There’s now a genetic version of “It’s not just the heat, it’s the humidity.” The journal Nature reports today in a blast of big data that our genome — our full set of genes — is even more complex than we’d suspected.
And — here’s the weather metaphor now — it’s not just the genes, it’s their switches. Here’s the back-story from The Wall Street Journal, which leads with the news that the deepest look yet into the genome finds it “a richer, messier and more intriguing place” than we’d known.
The findings are the product of Encode, or Encyclopedia of DNA Elements, a vast, multiyear project that is trying to pin down the workings of the human genome in unprecedented detail.
Encode succeeded the Human Genome Project, which identified the 20,000 genes that underpin the blueprint of human biology. But scientists discovered that those 20,000 constituted less than 2% of the human genome. The task of Encode was to explore the remaining 98% of biological “desert”—so-called junk DNA—that lies between those genes.

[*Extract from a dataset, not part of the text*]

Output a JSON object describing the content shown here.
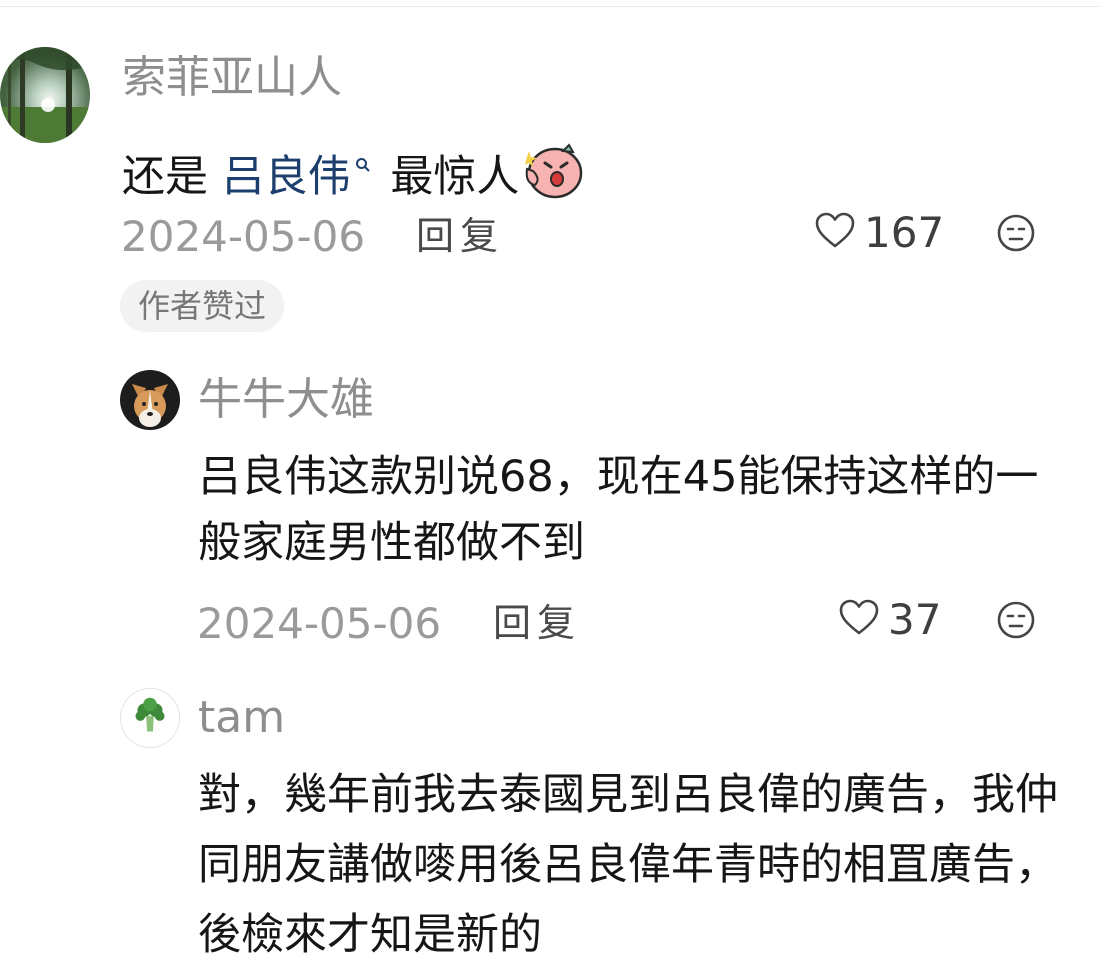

That desert, it turns out, is teeming with action. Almost 80% of the genome is biochemically active, a finding that surprised scientists. In addition, large stretches of DNA that appeared to serve no functional purpose in fact contain about 400,000 regulators, known as enhancers, that help activate or silence genes, even though they sit far from the gene itself.
Now here’s the part about the panel of switches. UMass Medical School sent over a press release about the contributions by its professors Job Dekker — who works on 3-D models of folded chromosomes — and Zhiping Weng to these latest Encode findings,
“The genome is like a panel of light switches in a room full of lights,” said Dekker, “except there are thousands of lights and almost a million switches. We don’t know what switches turn on which lights. And some switches turn on the same lights or turn on multiple lights.”

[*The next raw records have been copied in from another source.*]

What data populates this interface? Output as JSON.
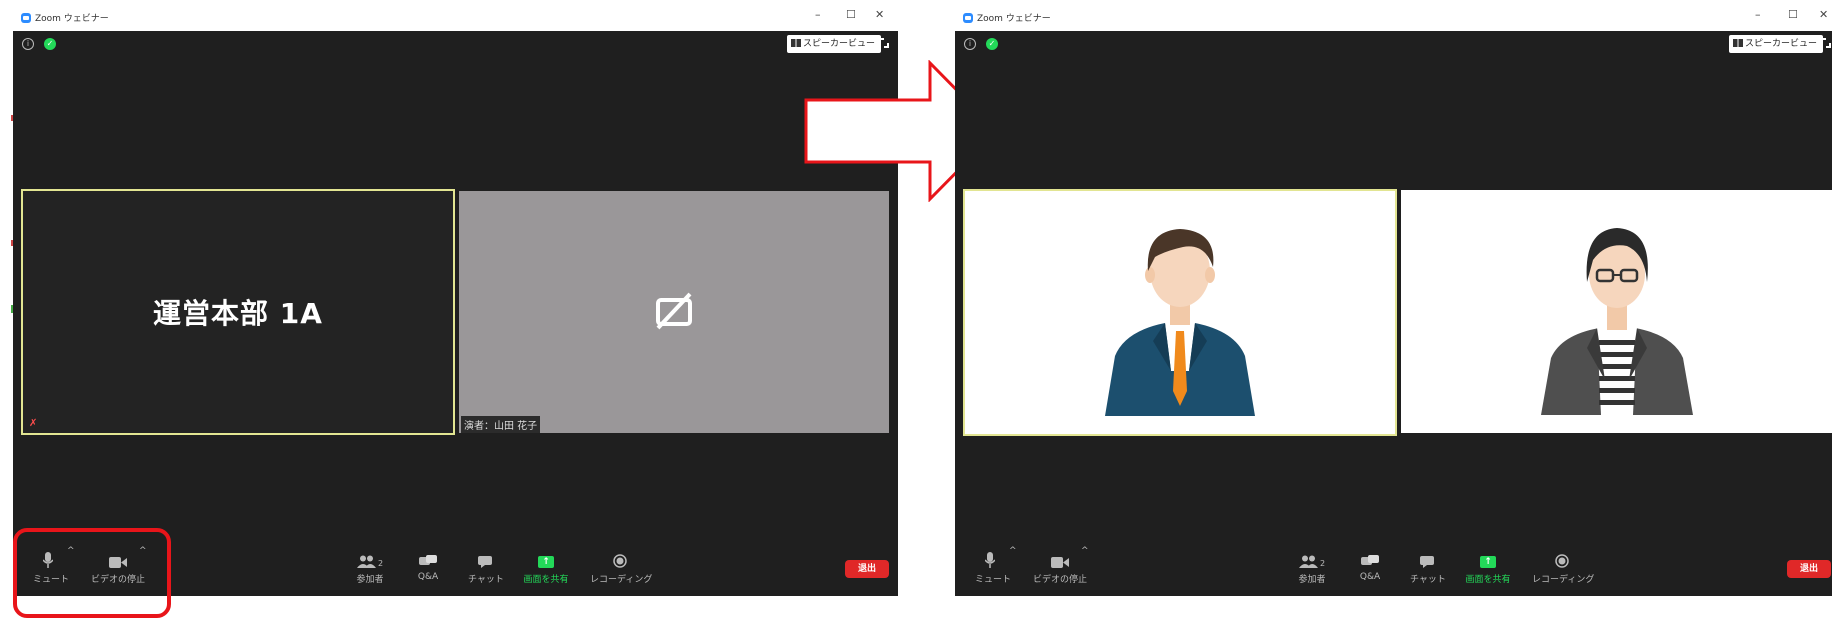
{
  "window_title": "Zoom ウェビナー",
  "speaker_view_label": "スピーカービュー",
  "left": {
    "tile1_name": "運営本部 1A",
    "tile2_label": "演者：山田 花子"
  },
  "toolbar": {
    "mute": "ミュート",
    "video_stop": "ビデオの停止",
    "participants": "参加者",
    "participants_count": "2",
    "qa": "Q&A",
    "chat": "チャット",
    "share": "画面を共有",
    "recording": "レコーディング",
    "leave": "退出"
  },
  "colors": {
    "window_bg": "#1f1f1f",
    "active_border": "#e2e592",
    "share_green": "#23d959",
    "leave_red": "#e02828",
    "highlight_red": "#e8151a"
  }
}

Over the last several years, it has become clear that one of the ways in which regulatory elements can turn genes on and off is through direct physical contact. As part of the ENCODE project, Dekker’s task was to determine where these switches and genes were touching along the genome. To do this, Dekker and his team produced the first three dimensional diagram of a section of the genome that shows which gene regulatory switches touch, and control, which genes – in essence producing a wire diagram for the genome. “These switches can be located far from the genes they regulated in the one-dimensional genome sequence but in three dimensions, the chromosome is folded so that they physically touch,” said Dekker.

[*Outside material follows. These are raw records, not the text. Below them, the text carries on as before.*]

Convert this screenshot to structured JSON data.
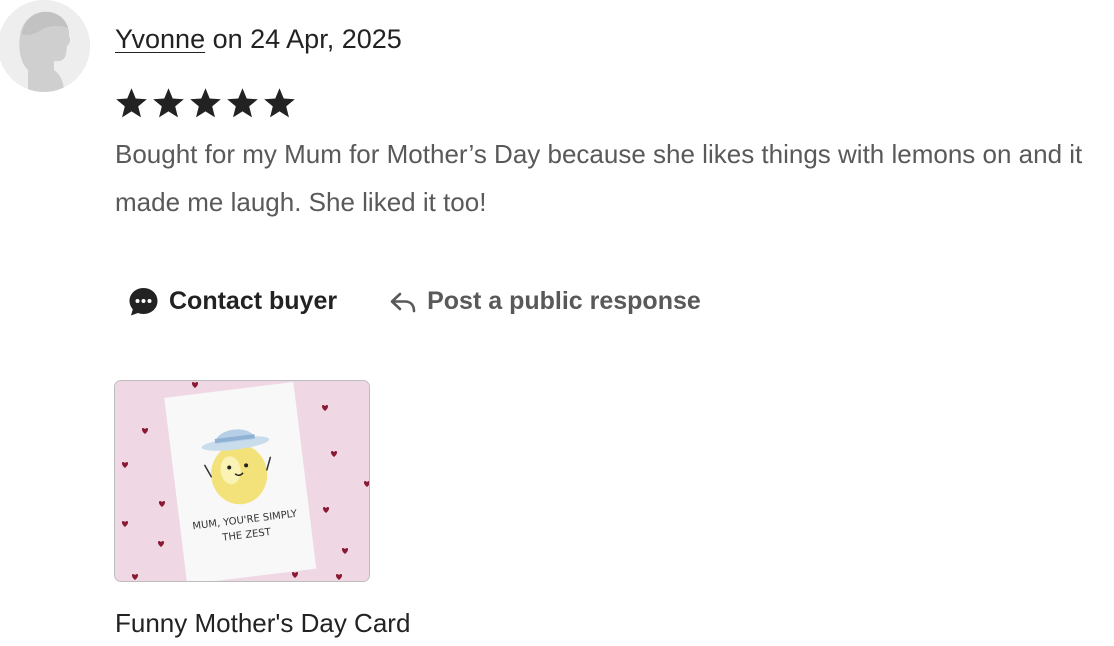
{
  "review": {
    "reviewer_name": "Yvonne",
    "date_text": " on 24 Apr, 2025",
    "rating": 5,
    "rating_max": 5,
    "text": "Bought for my Mum for Mother’s Day because she likes things with lemons on and it made me laugh. She liked it too!"
  },
  "actions": {
    "contact_label": "Contact buyer",
    "contact_icon": "speech-bubble-icon",
    "respond_label": "Post a public response",
    "respond_icon": "reply-arrow-icon"
  },
  "product": {
    "name": "Funny Mother's Day Card",
    "card_text_line1": "MUM, YOU'RE SIMPLY",
    "card_text_line2": "THE ZEST"
  },
  "colors": {
    "text_primary": "#222222",
    "text_secondary": "#595959",
    "star": "#222222",
    "card_background": "#efd8e4",
    "heart": "#8a1a33"
  }
}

In the Nature paper, Dekker and his UMMS colleagues discovered important patterns in the three dimensional wiring of the genome, which may help researchers understand how the genome is put together and works as a system. For instance, there is a preferred order and distance between regulatory elements and their targets. Identification of more such “rules” could help predict the three dimensional wiring between genes and regulatory elements for other genomes in the future and for understanding the genetics of disease.
“Genetic variation between individuals is often the result of differences in regulatory elements, not genes,” said Dekker. “Unraveling the three dimensional wiring behind the system of switches and lights that makes up the genome will help us find genes that are misfiring because of a defect in a regulatory element that might be causing disease.”
In The New York Times, Broad Institute chief Eric Lander compares the new data to Google Maps, and says it “is a stunning resource.”
“My head explodes at the amount of data,” he says.